Un chiffre doit être mis en avant. Alors que celui de 800 millions d’euros au total pour le projet Nouvelle Renaissance circulait dans la presse, celui-ci est désormais estimé à 1 150 000 000 d’euros. Oui, vous avez bien lu : 1,15 milliards d’euros. Un montant totalement fou.
La Cour constate, comme nous ne cessons de le dire, que ce projet est en réalité formé de deux projets différents, réunis arbitrairement pour faire passer celui de la Colonnade. Celui correspondant à la rénovation du bâtiment (incluant la sécurité), est désormais appelé « Louvre Demain », tandis que celui de la Colonnade est intitulé « Louvre Grande Colonnade ».
Si le premier, indispensable, et d’un montant (pour les deux premières phases) de 480,8 millions, est finançable, comme nous le disions et comme le confirme la Cour, celui de la Colonnade ne l’est pas. Il est amusant, pour l’anecdote, de constater qu’il se monte désormais à 666,6 millions d’euros (oui, à 0,6 million près, c’est le chiffre du diable !).

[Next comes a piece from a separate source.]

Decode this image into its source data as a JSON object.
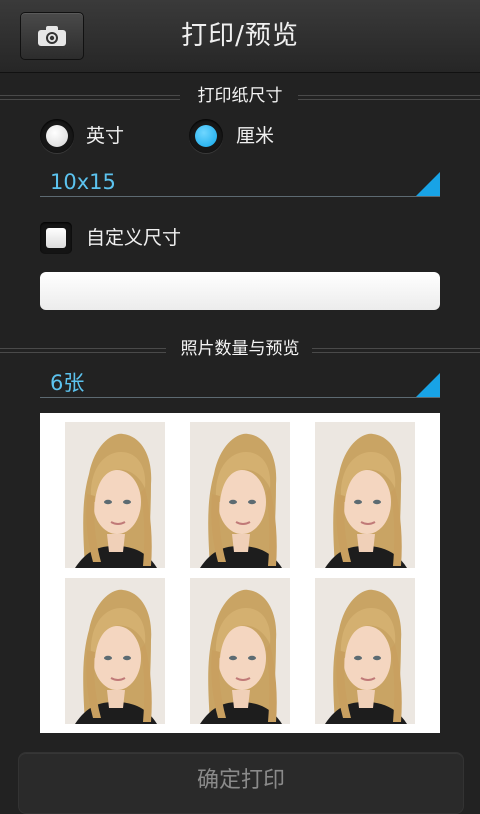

Sur la question de la sécurité, le rapport n’est pas moins accablant. La sécurité n’a jamais été une « urgence absolue » pour Laurence des Cars.
Outre ce que nous lisons dans le rapport et qui a été écrit un peu partout, nous apprenons aussi deux informations qui démontrent ces négligences sur la sécurité. D’une part, une projection établie fin 2024 envisageait de « différer des travaux relatifs […] au schéma directeur de sûreté ». D’autre part, en 2022, l’unique indicateur relatif dans le contrat de performance de l’établissement relatif au « suivi de la mise en œuvre des schémas directeurs techniques » a été supprimé.
Nous reviendrons donc, en détail, sur ce rapport, ainsi que sur les points avec lesquels nous sommes en désaccord (notamment ceux sur les acquisitions et ceux sur les Amis du Louvre). En attendant, force est de constater que le problème du Louvre n’est pas le financement mais la priorisation et la hiérarchisation. Un problème de gouvernance donc. Il serait temps d’en tirer les conséquences.